January 4, 2016 kirstycooke

When is jargon jargon?

The 2015 Golden Flannel Award winners were announced today and the results are, as expected, hilarious. (Advice: follow the author, Lucy Kellaway from the FT, and do some giggling.)

For the uninitiated, these awards celebrate (well, highlight) the very worst abominations in business-speak, buzzword-coinage and jargon use. Honours include the Chief Obfuscation Champion, the Mixed Metaphor Award, and the Communications Cup, awarded for the most hideous new phrase wheeled out for ‘meeting’ (this year, ‘front-face’ narrowly lost out to ‘bilateral telephonic meeting’).

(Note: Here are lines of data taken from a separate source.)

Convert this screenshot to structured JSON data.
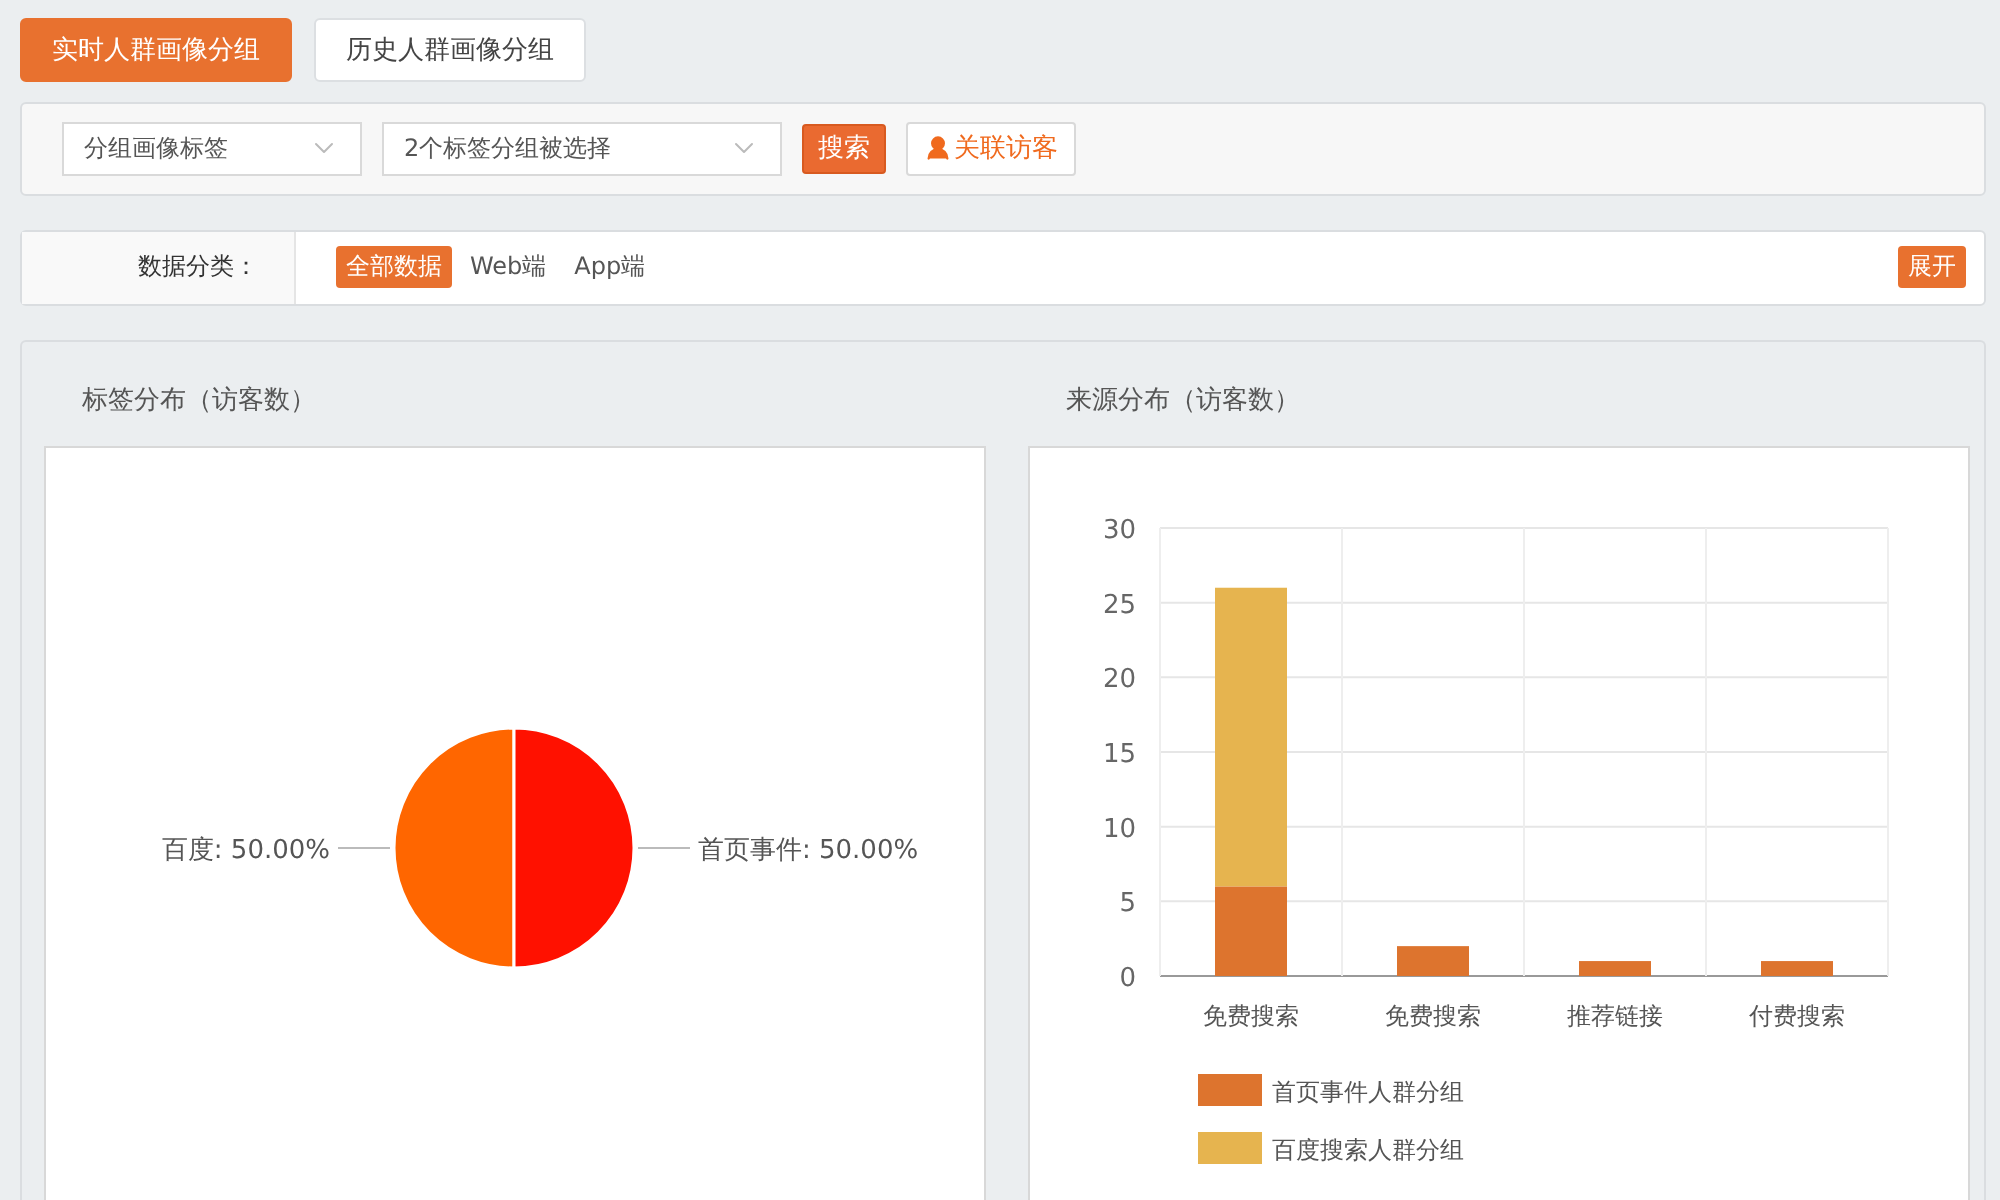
{
  "tabs": [
    {
      "label": "实时人群画像分组",
      "selected": true
    },
    {
      "label": "历史人群画像分组",
      "selected": false
    }
  ],
  "filters": {
    "selects": [
      {
        "value": "分组画像标签"
      },
      {
        "value": "2个标签分组被选择"
      }
    ],
    "search_button": "搜索",
    "link_visitor_button": "关联访客"
  },
  "category": {
    "label": "数据分类：",
    "options": [
      {
        "label": "全部数据",
        "selected": true
      },
      {
        "label": "Web端",
        "selected": false
      },
      {
        "label": "App端",
        "selected": false
      }
    ],
    "expand_button": "展开"
  },
  "panels": [
    {
      "title": "标签分布（访客数）",
      "chart_data": {
        "type": "pie",
        "values": [
          50,
          50
        ],
        "value_labels": [
          "百度: 50.00%",
          "首页事件: 50.00%"
        ]
      }
    },
    {
      "title": "来源分布（访客数）",
      "chart_data": {
        "type": "bar",
        "stacked": true,
        "grid": true,
        "legend": true,
        "categories": [
          "免费搜索",
          "免费搜索",
          "推荐链接",
          "付费搜索"
        ],
        "ylim": [
          0,
          30
        ],
        "yticks": [
          0,
          5,
          10,
          15,
          20,
          25,
          30
        ],
        "series": [
          {
            "name": "首页事件人群分组",
            "color": "#dd742e",
            "values": [
              6,
              2,
              1,
              1
            ]
          },
          {
            "name": "百度搜索人群分组",
            "color": "#e6b44f",
            "values": [
              20,
              0,
              0,
              0
            ]
          }
        ]
      }
    }
  ]
}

There’s also the Nerb prize (for making a verb from a noun, creating ‘to town hall’ and ‘to potentiate’, among others) and the newly added ‘Sick Bucket Gong’, which went to the Harvard Business Review (sorry, I love you HBR) this year for ‘executive brownout’. Ew.

But right after chuckling at Lucy’s (brilliant) article and making a coffee, I returned to my own email inbox and it was everywhere. Every subject line and newsletter headline read like awful, silly-award-winning ‘guff’ – the laughing stock of clever Financial Times journalists. I am a marketer. These are my people. I am part of the problem!

I am a words person (many people in marketing, quite apparently, are not). I may accidentally ‘leverage’ something or ask for ‘actions’ when I mean ‘things to do’, but I try not to verb my English too much. My eager colleagues across the industry, sadly, drop in many a ‘tangible conversation’ or equally offensive term, in an effort to sound, I suppose, knowledgeable and/or important.

The thing is, it doesn’t always matter. I almost always know what these people mean, and it would take me a minute to think of a reasonable alternative. While writers (including me) snort with derision at ‘caucus’ in place of ‘meeting’, mediators reliably inform me that this is a specific *kind* of meeting, with its own definition, thank you very much. The person who said ‘executive brownout’ probably thought it was spot-on, and quite funny, and maybe his audience totally got it. The author of a new mission statement (a breeding ground for drivel, you tend to find) isn’t generally writing it for my delectation. It’s for their employees and a few shareholders. Their staff (or family, or the recipient of that one email) may easily wrap their heads around ‘swim lanes of opportunity’. It wasn’t aimed at me.

As well as anyone, I know that words have meaning. The right word at the right time is nigh-on priceless. A word that is often crap can sometimes be golden. Businesses and industries have their own terms. OK.

The problem? This example nails it. For me, very few words are completely heinous on their own. The issue, that look of disgust and disbelief, arises when you use too many vague, misappropriated or simply ridiculous words in a row. When the sentence is so dense with jargon that nobody can understand what you’re talking about, even the people you are actually talking to. At that point, you must think of a better way to language it.